Submitted to: Complete Book
Publication Type: Book / Chapter
Publication Acceptance Date: October 20, 2000
Publication Date: December 20, 2000
Citation: Howarth, R.W., Anderson, D.M., Church, T.M., Greening, H., Hopkinson, C.S., Huber, W.C., Marcus, N., Naiman, R.J., Segerson, K., Sharpley, A.N. 2000. Clean coastal waters: understanding and reducing the effects of nutrient pollution. National Academy Press. 405 p.

Technical Abstract: In an effort to provide advice to federal, state, and local government agencies charged with addressing the growing problems associated with nutrient over-enrichment, the National Research Council created the Committee on the Causes and Management of Coastal Eutrophication. Through the efforts of this committee and other volunteers, the NRC published this book; "Clean Coastal Waters: Understanding and Reducing the Effects of Nutrient Pollution." In the book it is shown that nutrient pollution is currently the largest pollution problem in the coastal rivers and bays of the United States and is likely to increase globally as human use of inorganic fertilizers and fossil fuels - the two dominant sources of nutrients - continues to intensify, at least on a global basis. Much remains to be learned about the geographic extent and severity of eutrophication, the relative susceptibility of different coastal ecosystems, and the most effective nutrient control strategies.
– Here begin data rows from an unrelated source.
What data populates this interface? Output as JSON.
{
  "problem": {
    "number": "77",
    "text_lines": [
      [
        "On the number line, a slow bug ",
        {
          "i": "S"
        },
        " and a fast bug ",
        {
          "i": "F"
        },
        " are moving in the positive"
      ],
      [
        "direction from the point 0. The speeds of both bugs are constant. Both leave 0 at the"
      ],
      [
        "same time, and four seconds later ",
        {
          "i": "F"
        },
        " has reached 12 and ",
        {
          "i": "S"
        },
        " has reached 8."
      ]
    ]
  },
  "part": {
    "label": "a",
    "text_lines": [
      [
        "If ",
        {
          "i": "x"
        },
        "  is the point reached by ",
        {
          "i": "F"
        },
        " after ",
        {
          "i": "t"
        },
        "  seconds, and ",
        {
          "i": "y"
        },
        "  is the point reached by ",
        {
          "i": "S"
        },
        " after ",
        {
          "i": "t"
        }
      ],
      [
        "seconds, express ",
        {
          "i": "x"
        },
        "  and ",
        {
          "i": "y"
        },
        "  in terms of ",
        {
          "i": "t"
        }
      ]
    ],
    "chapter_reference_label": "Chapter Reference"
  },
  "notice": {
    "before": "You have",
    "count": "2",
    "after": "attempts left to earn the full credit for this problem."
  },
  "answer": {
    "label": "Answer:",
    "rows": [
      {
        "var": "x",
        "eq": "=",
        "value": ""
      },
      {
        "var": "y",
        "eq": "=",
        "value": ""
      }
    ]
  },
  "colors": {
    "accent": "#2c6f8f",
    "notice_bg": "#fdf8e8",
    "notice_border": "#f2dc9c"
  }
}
There is also a great need to better translate scientific knowledge into effective policy and management strategies, which requires an understanding of the complex oceanic, estuarine, and watershed processes that contribute to eutrophication. With this better understanding, more effective techniques can be developed for reducing and preventing nutrient pollution, eutrophication, and associated impacts.